Gøtzsche Peter C
Nordic Cochrane Centre, H:S Rigshospitalet, DK-2100 Copenhagen Ø, Denmark,.
BMJ. 2006 Jul 29;333(7561):231-4. doi: 10.1136/bmj.38895.410451.79. Epub 2006 Jul 19.
To compare the distribution of P values in abstracts of randomised controlled trials with that in observational studies, and to check P values between 0.04 and 0.06.
Cross sectional study of all 260 abstracts in PubMed of articles published in 2003 that contained "relative risk" or "odds ratio" and reported results from a randomised trial, and random samples of 130 abstracts from cohort studies and 130 from case-control studies. P values were noted or calculated if unreported.
Prevalence of significant P values in abstracts and distribution of P values between 0.04 and 0.06.
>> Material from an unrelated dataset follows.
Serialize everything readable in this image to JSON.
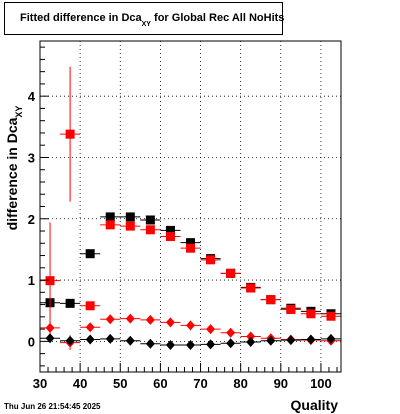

The first result in the abstract was statistically significant in 70% of the trials, 84% of cohort studies, and 84% of case-control studies. Although many of these results were derived from subgroup or secondary analyses, or biased selection of results, they were presented without reservations in 98% of the trials. P values were more extreme in observational studies (P < 0.001) and in cohort studies than in case-control studies (P = 0.04). The distribution of P values around P = 0.05 was extremely skewed. Only five trials had 0.05 < or = P < 0.06, whereas 29 trials had 0.04 < or = P < 0.05. I could check the calculations for 27 of these trials. One of four non-significant results was significant. Four of the 23 significant results were wrong, five were doubtful, and four could be discussed. Nine cohort studies and eight case-control studies reported P values between 0.04 and 0.06, but in all 17 cases P < 0.05. Because the analyses had been adjusted for confounders, these results could not be checked.
Significant results in abstracts are common but should generally be disbelieved.
比较随机对照试验摘要中P值的分布与观察性研究摘要中P值的分布,并检查0.04至0.06之间的P值。
对2003年发表在PubMed上的所有260篇包含“相对风险”或“比值比”并报告随机试验结果的文章摘要进行横断面研究,以及从队列研究中随机抽取130篇摘要和从病例对照研究中随机抽取130篇摘要。若P值未报告,则进行记录或计算。
摘要中显著P值的患病率以及0.04至0.06之间P值的分布。
摘要中的首个结果在70%的试验、84%的队列研究和84%的病例对照研究中具有统计学显著性。尽管这些结果中有许多来自亚组分析或二次分析,或存在结果偏倚选择,但在98%的试验中这些结果都毫无保留地呈现了出来。观察性研究(P<0.001)和队列研究中的P值比病例对照研究中的P值更极端(P=0.04)。P值在P=0.05附近的分布极度不对称。只有5项试验的0.05≤P<0.06,而29项试验的0.04≤P<0.05。我可以检查其中27项试验的计算结果。四项非显著性结果中有一项具有显著性。23项显著性结果中有四项错误,五项存疑,四项有待讨论。九项队列研究和八项病例对照研究报告的P值在0.04至0.06之间,但在所有17例中P<0.05。由于分析已对混杂因素进行了校正,因此无法检查这些结果。
摘要中的显著性结果很常见,但通常不应轻信。